A 65 anni dalla sua morte, le spoglie della Regina Elena di Savoia sono state tumulate in Italia. Elena di Savoia è stata spostata dal cimitero di Montpellier in cui riposava (la donna è morta in Francia nel 1952) nella Cappella di San Bernardo, presso il Santuario di Vicoforte (Mondovì, Cuneo). Adesso si attende il ritorno in patria della salma di un altro dei protagonisti della storia del nostro Paese: il marito di Elena, Vittorio Emanuele III.

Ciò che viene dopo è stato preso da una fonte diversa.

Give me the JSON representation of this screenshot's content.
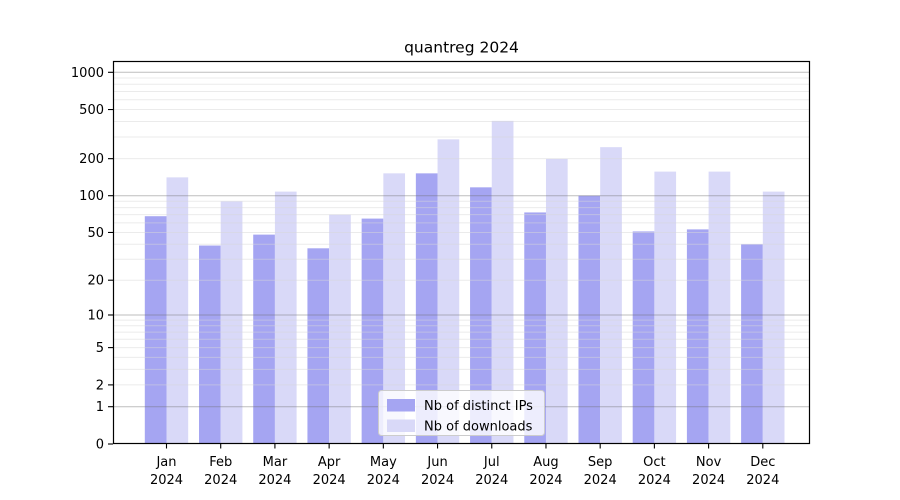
{
  "chart_data": {
    "type": "bar",
    "title": "quantreg 2024",
    "categories": [
      "Jan 2024",
      "Feb 2024",
      "Mar 2024",
      "Apr 2024",
      "May 2024",
      "Jun 2024",
      "Jul 2024",
      "Aug 2024",
      "Sep 2024",
      "Oct 2024",
      "Nov 2024",
      "Dec 2024"
    ],
    "series": [
      {
        "name": "Nb of distinct IPs",
        "color": "#a5a5f2",
        "values": [
          68,
          39,
          48,
          37,
          65,
          152,
          117,
          73,
          100,
          51,
          53,
          40
        ]
      },
      {
        "name": "Nb of downloads",
        "color": "#d9d9f8",
        "values": [
          141,
          90,
          108,
          70,
          152,
          287,
          405,
          199,
          248,
          157,
          157,
          108
        ]
      }
    ],
    "xlabel": "",
    "ylabel": "",
    "yscale": "log1p",
    "ylim": [
      0,
      1234
    ],
    "yticks": [
      0,
      1,
      2,
      5,
      10,
      20,
      50,
      100,
      200,
      500,
      1000
    ],
    "grid": true,
    "legend_position": "lower center",
    "colors": {
      "spine": "#000000",
      "decade_grid": "#6e6e6e",
      "minor_grid": "#d7d7d7",
      "legend_border": "#cccccc",
      "legend_bg": "#ffffff",
      "text": "#000000"
    }
  }
}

Il ritorno in Italia- seppur da morta- della Regina Elena è stato accompagnato da numerose polemiche. Vittorio Emanuele si è schierato in prima linea contro le parole della sorella Maria Gabriella, affermando di non essere stato informato di questa traslazione. Maria Gabriella aveva in precedenza dichiarato: “Confido che il ritorno in Patria della Salma di Elena di Savoia, la Regina amata dagli Italiani, concorra alla composizione della memoria nazionale nel 70esimo della morte di Vittorio Emanuele III (28 dicembre 1947) e nel Centenario della Grande Guerra”.

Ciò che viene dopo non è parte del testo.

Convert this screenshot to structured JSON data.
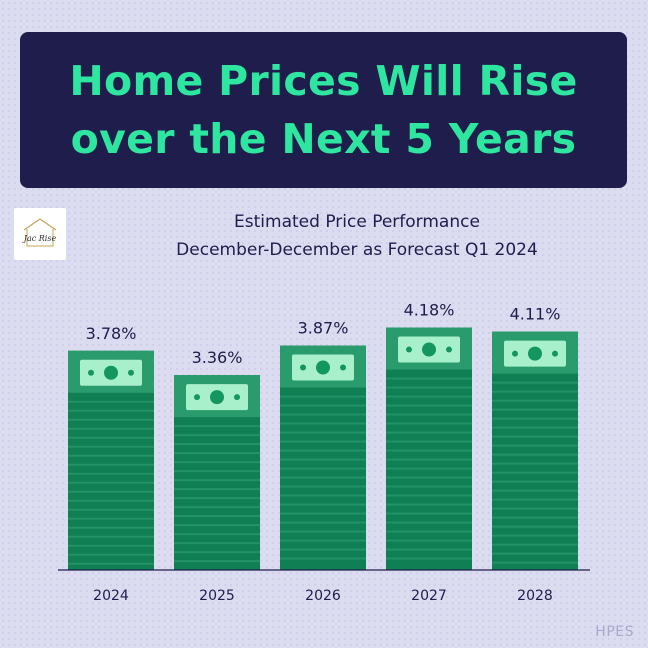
{
  "header": {
    "title_line1": "Home Prices Will Rise",
    "title_line2": "over the Next 5 Years"
  },
  "logo": {
    "text": "Jac Rise",
    "icon": "house-logo-icon"
  },
  "source_label": "HPES",
  "colors": {
    "background": "#dcdcf1",
    "banner": "#1f1d4b",
    "title": "#2ee6a0",
    "bar": "#108054",
    "bar_stripe": "#2a9b6c",
    "bill": "#a8f0cc",
    "bill_dark": "#149660"
  },
  "chart_data": {
    "type": "bar",
    "title": "Estimated Price Performance",
    "subtitle": "December-December as Forecast Q1 2024",
    "categories": [
      "2024",
      "2025",
      "2026",
      "2027",
      "2028"
    ],
    "values": [
      3.78,
      3.36,
      3.87,
      4.18,
      4.11
    ],
    "value_labels": [
      "3.78%",
      "3.36%",
      "3.87%",
      "4.18%",
      "4.11%"
    ],
    "grid": false,
    "legend": "none"
  }
}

Vittorio Emanuele non soltanto ha puntato il dito contro la modalità di traslazione della salma della nonna, avvenuta in gran segreto e senza tributarle gli onori dovuti, e contro la mancata traslazione nel Pantheon, come da lui richiesto. “Giustizia sarà fatta quando tutti i sovrani sepolti in esilio riposeranno nel Pantheon di Roma“, avrebbe detto Vittorio Emanuele. “Un insulto alla sua memoria”: ha anche così descritto l’accaduto uno dei protagonisti dell’esilio dei Savoia nel secondo dopoguerra.
All’indomani della fine del secondo conflitto mondiale e alla nascita della Repubblica Italiana (sancita dal referendum del giugno del 1946) la casata dei Savoia fu esiliata e per molti decenni tutti i discendenti maschi degli ex sovrani non potettero fare ritorno in Italia. A stabilire l’esilio fu la XIII Disposizione Transitoria e finale della Costituzione della Repubblica Italiana, nel 1947.

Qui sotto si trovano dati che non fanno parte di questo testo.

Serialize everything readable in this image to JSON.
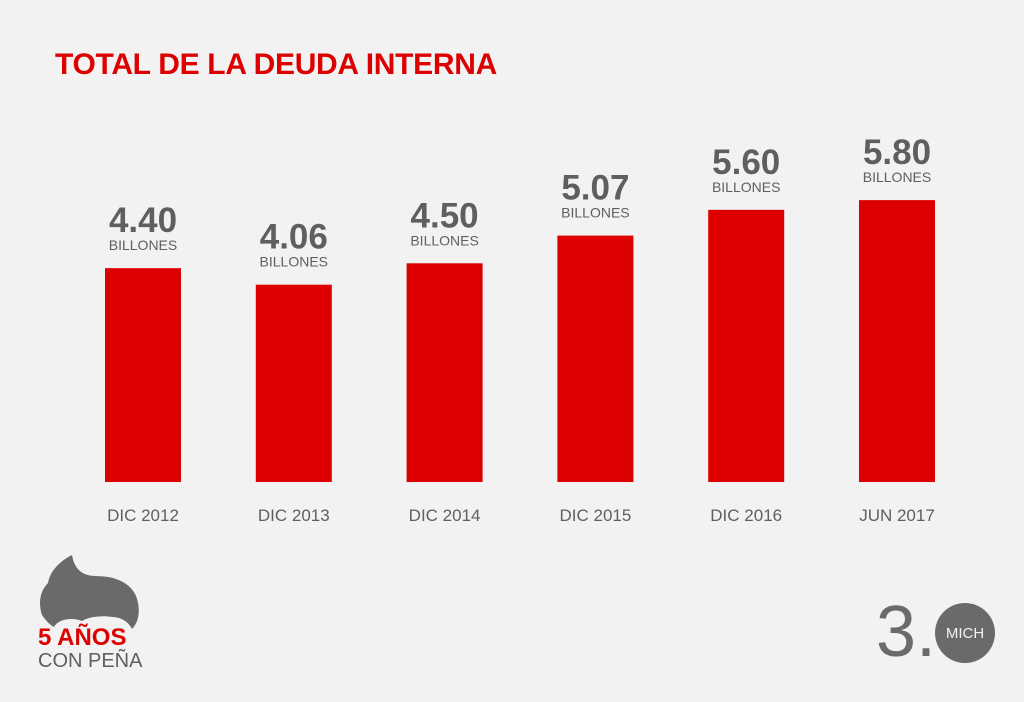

Questo quanto sancito dalla Disposizione Transitoria: “I membri e i discendenti di Casa Savoia non sono elettori e non possono ricoprire uffici pubblici nè cariche elettive. Agli ex re di Casa Savoia, alle loro consorti e ai loro discendenti maschi sono vietati l’ingresso e il soggiorno nel territorio nazionale. I beni, esistenti nel territorio nazionale, degli ex re di Casa Savoia, delle loro consorti e dei loro discendenti maschi, sono avocati allo Stato. I trasferimenti e le costituzioni di diritti reali sui beni stessi, che siano avvenuti dopo il 2 giugno 1946, sono nulli”.
Le motivazioni di questo esilio sono da ricercare più in questioni dinastiche che non, di fatto, nell’appoggio che i Savoia diedero al Fascismo ed alle promulgazioni delle leggi razziali come si è sempre sostenuto in larga parte. I fautori della Repubblica, infatti, temevano in primis la possibilità che i monarchici potessero coalizzarsi a favore del pretendente al trono e rovesciare il nuovo ordinamento politico che l’Italia si era data. Con l’abrogazione della Disposizione Transitoria (2002), però, i discendenti dei Savoia (Vittorio Emanuele ed Emanuele Filiberto) hanno rinunciato ad ogni sorta di voluttà dinastica, dichiarandosi fedeli alla Repubblica.